About Hilary Hauck - A Language Lover's Path
Some people arrive at their vocation by design. I arrived at mine by wandering — through languages, countries, and cultures — and eventually realising that words had been my destination all along.
Growing up in the UK, my family nurtured a curiosity that would define my life. My grandmother played word games with me from an early age, slipping in French words as a challenge. My parents took my sisters and me across three continents before I had finished school. In each new place, we collected words the way other children collected postcards.
When the time came to decide on a future, I followed that curiosity to Italy. What began as a teaching placement — English as a foreign language in Milan — became twelve years of immersion. I learned Italian not in a classroom, but in kitchens, markets, courtrooms, and conference rooms. I mastered authentic Italian cooking. I won a national karate championship. I became a mother.
I began translating for local agencies, initially cycling to collect printed texts, completing them on a word processor at my kitchen table, and cycling back with the finished work. It was in one of those small agencies that I first heard the word “Internet” — and understood, even then, that the world of language was about to change.

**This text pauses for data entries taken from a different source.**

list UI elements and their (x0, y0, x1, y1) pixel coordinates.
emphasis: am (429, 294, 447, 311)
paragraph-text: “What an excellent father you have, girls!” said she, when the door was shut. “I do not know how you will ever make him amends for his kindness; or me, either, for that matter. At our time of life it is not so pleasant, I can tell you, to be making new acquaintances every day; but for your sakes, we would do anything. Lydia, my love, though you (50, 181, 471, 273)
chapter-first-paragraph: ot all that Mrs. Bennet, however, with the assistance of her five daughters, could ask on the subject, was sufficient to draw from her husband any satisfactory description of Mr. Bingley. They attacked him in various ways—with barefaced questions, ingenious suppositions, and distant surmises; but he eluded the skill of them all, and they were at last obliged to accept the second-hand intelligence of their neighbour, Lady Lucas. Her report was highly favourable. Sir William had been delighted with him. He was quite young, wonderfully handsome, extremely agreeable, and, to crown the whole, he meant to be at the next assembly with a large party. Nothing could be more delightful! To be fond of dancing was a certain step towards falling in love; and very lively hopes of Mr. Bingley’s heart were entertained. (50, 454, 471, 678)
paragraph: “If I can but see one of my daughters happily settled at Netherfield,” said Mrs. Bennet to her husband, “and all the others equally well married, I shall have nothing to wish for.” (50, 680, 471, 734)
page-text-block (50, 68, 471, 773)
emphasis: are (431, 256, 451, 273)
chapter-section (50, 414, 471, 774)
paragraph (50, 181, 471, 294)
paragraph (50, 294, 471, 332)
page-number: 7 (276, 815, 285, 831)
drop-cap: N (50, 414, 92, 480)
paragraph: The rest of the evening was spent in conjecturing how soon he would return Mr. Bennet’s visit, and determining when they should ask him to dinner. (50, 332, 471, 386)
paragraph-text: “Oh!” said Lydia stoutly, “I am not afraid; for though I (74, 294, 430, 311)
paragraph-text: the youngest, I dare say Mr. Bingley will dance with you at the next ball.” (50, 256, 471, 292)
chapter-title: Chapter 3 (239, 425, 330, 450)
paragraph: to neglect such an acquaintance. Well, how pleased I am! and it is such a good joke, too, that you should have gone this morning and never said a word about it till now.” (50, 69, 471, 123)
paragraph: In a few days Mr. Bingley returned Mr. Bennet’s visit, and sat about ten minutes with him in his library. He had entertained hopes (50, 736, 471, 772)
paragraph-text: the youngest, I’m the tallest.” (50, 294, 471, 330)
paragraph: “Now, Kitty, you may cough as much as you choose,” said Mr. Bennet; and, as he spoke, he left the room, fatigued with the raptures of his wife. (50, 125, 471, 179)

As my skills deepened, I moved into interpreting, and it was during a months-long assignment at a power plant that I met the man who would become my husband — and who would bring me and my daughter to the United States.
Determined to formalise the expertise I had built through practice, I enrolled at City, University of London in the mid-2000s. In 2006, I was awarded the Chartered Institute of Linguists Diploma in Translation — one of the highest professional credentials a translator can hold.
Since then, I have translated over two million words across multiple formats and specialist fields, provided extensive editing, proofreading, and localisation services, and kept pace with every major shift the industry has undergone. I travel to Italy regularly to keep my language skills sharp — most recently in June 2025.
The flexibility of freelance work has also allowed me to pursue my other great love: writing. I have published two award-winning historical fiction novels, both with Italian characters and settings, alongside numerous short stories, poems, and articles. The craft of a translator and the craft of a writer are closer than people think — both require you to listen to what a text is really saying, then find exactly the right words to say it again.
The rise of artificial intelligence has transformed the translation landscape, as it has so many others. I have never shied away from change. Today, in addition to my translation practice, I work as a certified MT post-editor and AI language evaluator — bringing professional linguistic judgement to the task of making machine-generated language more accurate, more natural, and more human.
What has remained constant across thirty years, across three countries, and across every new tool or technology: my curiosity, my precision, and my conviction that language handled well can bridge almost any distance.
I would be glad to help you bridge yours.